The core argument is that businesses succeed when we set up thorough, tested systems to run them according to a blueprint designed for efficiency, automaticity, and order. Gerber makes a great point that you want to build a system-oriented business, not a people-oriented business, so that your system leverages the abilities of the people you have rather than requires you to hire more extraordinary people. It’s easier, cheaper, and more efficient to build one model and hire 100 ordinary people than build a bad model and hire 100 extraordinary ones. He also points out that a good business has to have a documented operations manual that sets out the blueprint.
Gerber also sets out fundamental advice for business:
- Innovate by testing new strategies for increasing efficiency or sales.

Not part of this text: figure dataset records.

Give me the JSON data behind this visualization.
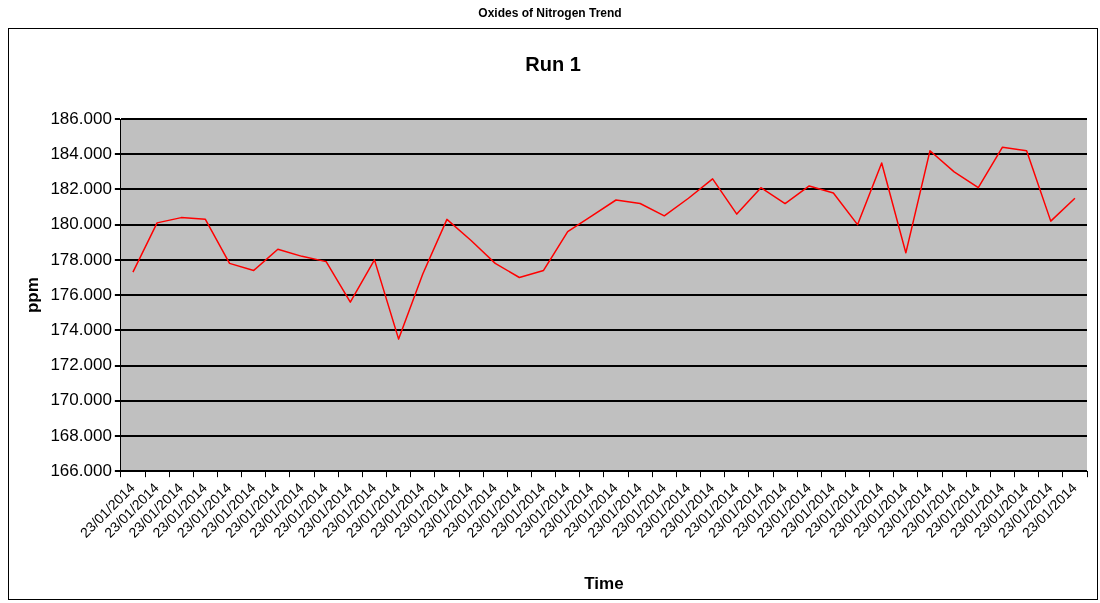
{
  "chart_data": {
    "type": "line",
    "title": "Oxides of Nitrogen Trend",
    "subtitle": "Run 1",
    "xlabel": "Time",
    "ylabel": "ppm",
    "categories": [
      "23/01/2014",
      "23/01/2014",
      "23/01/2014",
      "23/01/2014",
      "23/01/2014",
      "23/01/2014",
      "23/01/2014",
      "23/01/2014",
      "23/01/2014",
      "23/01/2014",
      "23/01/2014",
      "23/01/2014",
      "23/01/2014",
      "23/01/2014",
      "23/01/2014",
      "23/01/2014",
      "23/01/2014",
      "23/01/2014",
      "23/01/2014",
      "23/01/2014",
      "23/01/2014",
      "23/01/2014",
      "23/01/2014",
      "23/01/2014",
      "23/01/2014",
      "23/01/2014",
      "23/01/2014",
      "23/01/2014",
      "23/01/2014",
      "23/01/2014",
      "23/01/2014",
      "23/01/2014",
      "23/01/2014",
      "23/01/2014",
      "23/01/2014",
      "23/01/2014",
      "23/01/2014",
      "23/01/2014",
      "23/01/2014",
      "23/01/2014"
    ],
    "series": [
      {
        "color": "#ff0000",
        "values": [
          177.3,
          180.1,
          180.4,
          180.3,
          177.8,
          177.4,
          178.6,
          178.2,
          177.9,
          175.6,
          178.0,
          173.5,
          177.2,
          180.3,
          179.1,
          177.8,
          177.0,
          177.4,
          179.6,
          180.5,
          181.4,
          181.2,
          180.5,
          181.5,
          182.6,
          180.6,
          182.1,
          181.2,
          182.2,
          181.8,
          180.0,
          183.5,
          178.4,
          184.2,
          183.0,
          182.1,
          184.4,
          184.2,
          180.2,
          181.5
        ]
      }
    ],
    "ylim": [
      166,
      186
    ],
    "yticks": [
      {
        "value": 166,
        "label": "166.000"
      },
      {
        "value": 168,
        "label": "168.000"
      },
      {
        "value": 170,
        "label": "170.000"
      },
      {
        "value": 172,
        "label": "172.000"
      },
      {
        "value": 174,
        "label": "174.000"
      },
      {
        "value": 176,
        "label": "176.000"
      },
      {
        "value": 178,
        "label": "178.000"
      },
      {
        "value": 180,
        "label": "180.000"
      },
      {
        "value": 182,
        "label": "182.000"
      },
      {
        "value": 184,
        "label": "184.000"
      },
      {
        "value": 186,
        "label": "186.000"
      }
    ],
    "grid": "y",
    "marker": "none",
    "line_style": "solid"
  }
}
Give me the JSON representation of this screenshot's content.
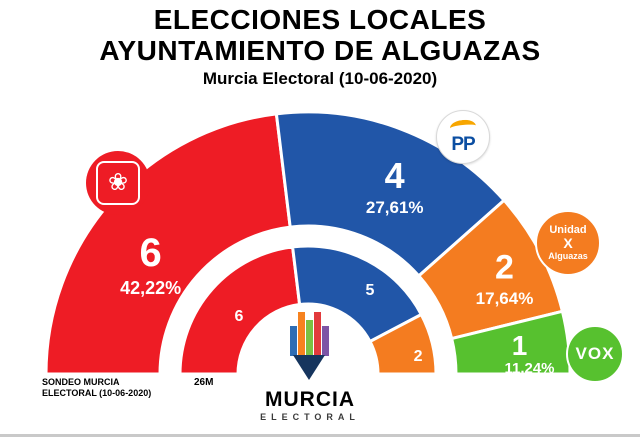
{
  "header": {
    "title_line1": "ELECCIONES LOCALES",
    "title_line2": "AYUNTAMIENTO DE ALGUAZAS",
    "subtitle": "Murcia Electoral (10-06-2020)"
  },
  "chart_data": {
    "type": "hemicycle",
    "title": "ELECCIONES LOCALES AYUNTAMIENTO DE ALGUAZAS",
    "subtitle": "Murcia Electoral (10-06-2020)",
    "total_seats": 13,
    "series": [
      {
        "party": "PSOE",
        "seats": 6,
        "percent": "42,22%",
        "color": "#ee1c25"
      },
      {
        "party": "PP",
        "seats": 4,
        "percent": "27,61%",
        "color": "#2156a8"
      },
      {
        "party": "Unidad X Alguazas",
        "seats": 2,
        "percent": "17,64%",
        "color": "#f47c20"
      },
      {
        "party": "VOX",
        "seats": 1,
        "percent": "11,24%",
        "color": "#57c12f"
      }
    ],
    "inner_ring": {
      "label": "26M",
      "segments": [
        {
          "party": "PSOE",
          "seats": 6,
          "color": "#ee1c25"
        },
        {
          "party": "PP",
          "seats": 5,
          "color": "#2156a8"
        },
        {
          "party": "Unidad X Alguazas",
          "seats": 2,
          "color": "#f47c20"
        }
      ]
    }
  },
  "badges": {
    "psoe_icon_glyph": "❀",
    "pp_label": "PP",
    "unidad": {
      "line1": "Unidad",
      "line2": "X",
      "line3": "Alguazas"
    },
    "vox_label": "VOX"
  },
  "footer": {
    "sondeo_line1": "SONDEO MURCIA",
    "sondeo_line2": "ELECTORAL (10-06-2020)",
    "inner_ring_label": "26M",
    "logo_title": "MURCIA",
    "logo_subtitle": "ELECTORAL"
  }
}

- Quantify everything. Track all your numbers, so you know what works and what doesn’t work.
- Orchestrate a system which eliminates choice – i.e., it eliminates opportunities for decisions to be made that are inconsistent with the master blueprint.
This was the best part of the book, and the salient theme of the book: work on your business, not in your business, and set up a prototype (operations manual) that automatically runs your business to avoid becoming too reliant on yourself or personalities.
Takeaway
One of my main passions is customer service systems, the idea that a customer experience can be consistently maintained by creating systems that automate client service. I read this book years ago, and went back to re-read it for this review, and was surprised at how much Gerber’s argument about a “prototype” had seeped into my subconscious as I built my own personal philosophy about building a great business. I can’t necessarily recommend the whole book, but the Part II section on creating that prototype is a brilliant articulation of how to build a sustainable enterprise.